Za dużo karetek, za mało lekarzy

Patologie w medycynie ratunkowej.

Liczba karetek się zwiększa, ale jeździ w nich coraz mniej lekarzy – alarmuje środowa „Gazeta Wyborcza”. Zdarza się, że zespoły ratownicze nie wyjeżdżają, tylko zgłaszają awarię.

Łącznie w Polsce jest 1206 karetek. Dla porównania w 2016 roku było ich 955. Problem polega na tym, że coraz mniej jest karetek S – z lekarzem na pokładzie. W 2016 roku były 562, obecnie jest 375. 

Jednak zdarza się, że nawet w obsadzie karetki S brakuje lekarza. Gazeta opisuje patologie, kiedy lekarz jeździ z jednej stacji pogotowia do drugiej i udaje, że wszędzie jest do dyspozycji. 

Ratowników medycznych także ubywa. Wybierają zawód pielęgniarza, bo ta grupa dostała większe podwyżki. 
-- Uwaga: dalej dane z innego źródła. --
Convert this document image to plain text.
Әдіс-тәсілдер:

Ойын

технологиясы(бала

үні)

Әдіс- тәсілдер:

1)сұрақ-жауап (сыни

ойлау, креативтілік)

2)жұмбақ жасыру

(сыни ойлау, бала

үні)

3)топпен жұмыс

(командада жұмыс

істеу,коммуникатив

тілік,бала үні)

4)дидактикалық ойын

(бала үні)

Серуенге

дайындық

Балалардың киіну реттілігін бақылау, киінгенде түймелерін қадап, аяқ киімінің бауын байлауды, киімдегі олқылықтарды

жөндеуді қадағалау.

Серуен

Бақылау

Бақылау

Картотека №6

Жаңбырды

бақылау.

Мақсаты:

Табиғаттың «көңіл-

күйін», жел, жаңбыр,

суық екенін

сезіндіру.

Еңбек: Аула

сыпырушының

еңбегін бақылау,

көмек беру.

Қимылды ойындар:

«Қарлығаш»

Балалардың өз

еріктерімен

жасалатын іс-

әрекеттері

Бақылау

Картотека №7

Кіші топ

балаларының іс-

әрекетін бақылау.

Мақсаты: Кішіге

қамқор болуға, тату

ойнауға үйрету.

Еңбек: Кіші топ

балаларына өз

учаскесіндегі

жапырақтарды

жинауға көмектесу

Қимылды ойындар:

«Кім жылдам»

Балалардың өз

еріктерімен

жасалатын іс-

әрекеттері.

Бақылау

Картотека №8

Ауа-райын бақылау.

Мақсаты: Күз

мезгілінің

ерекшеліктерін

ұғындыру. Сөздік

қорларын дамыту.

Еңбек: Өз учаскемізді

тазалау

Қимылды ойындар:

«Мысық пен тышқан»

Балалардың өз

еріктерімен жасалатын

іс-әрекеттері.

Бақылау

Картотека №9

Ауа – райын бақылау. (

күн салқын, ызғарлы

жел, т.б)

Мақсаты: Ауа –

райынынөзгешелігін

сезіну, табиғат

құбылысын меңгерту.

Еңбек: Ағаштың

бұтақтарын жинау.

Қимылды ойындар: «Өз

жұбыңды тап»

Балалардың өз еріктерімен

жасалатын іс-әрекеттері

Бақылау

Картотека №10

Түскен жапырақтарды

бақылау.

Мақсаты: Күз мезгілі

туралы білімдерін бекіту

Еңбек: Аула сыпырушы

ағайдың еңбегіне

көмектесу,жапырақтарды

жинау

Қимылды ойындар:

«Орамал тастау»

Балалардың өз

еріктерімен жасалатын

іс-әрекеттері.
O problemie zapaści w medycynie ratunkowej mówi w bieżącym wydaniu „Medical Tribune” prof. dr hab. med. Juliusz Jakubaszko, emerytowany kierownik Katedry Medycyny Ratunkowej Uniwersytetu Medycznego we Wrocławiu oraz Uniwersytetu Mikołaja Kopernika w Toruniu, twórca polskiej medycyny ratunkowej, członek Sekcji Medycyny Ratunkowej Europejskiej Unii Specjalizacji Medycznych (UEMS). Ekspert wskazuje, że specjalistów z tej dziedziny jest mało, są przeciążeni pracą, a ponadto dobijani nadmiarem obowiązków i odpowiedzialności. Proces ten zaczął się w latach 2010-2012. – Politycy manipulowali przy ustawie o państwowym ratownictwie medycznym z zamiarem opóźnienia wymogu specjalizacji lekarskiej z medycyny ratunkowej dla lekarzy pracujących na tego typu oddziałach. Kolejne nowelizacje w latach 2015 i 2017 oddalały obowiązek posiadania specjalizacji z medycyny ratunkowej i dopuściły do pracy w systemie medycyny ratunkowej lekarzy o innych kompetencjach lub nawet bez specjalizacji. Pojawił się zapis, że w karetce albo na oddziale ratunkowym może pracować praktycznie każdy lekarz, który przepracował określony czas w pogotowiu ratunkowym – przypomina prof. Jakubaszko. Dlatego – w ocenie eksperta – specjaliści medycyny ratunkowej zaczęli ginąć pośród fali napływających lekarzy, w tym także takich bez podstaw merytorycznych do pracy w medycynie ratunkowej. Jakie są tego skutki? – W ubiegłym roku nie obsadzono ponad 100 miejsc rezydenckich. Nie ma kandydatów. Skoro specjalizacja nie jest konieczna, żeby pracować w systemie medycyny ratunkowej, to lepiej robić inną, a w ratownictwie tylko dorabiać – zauważa prof. Jakubaszko.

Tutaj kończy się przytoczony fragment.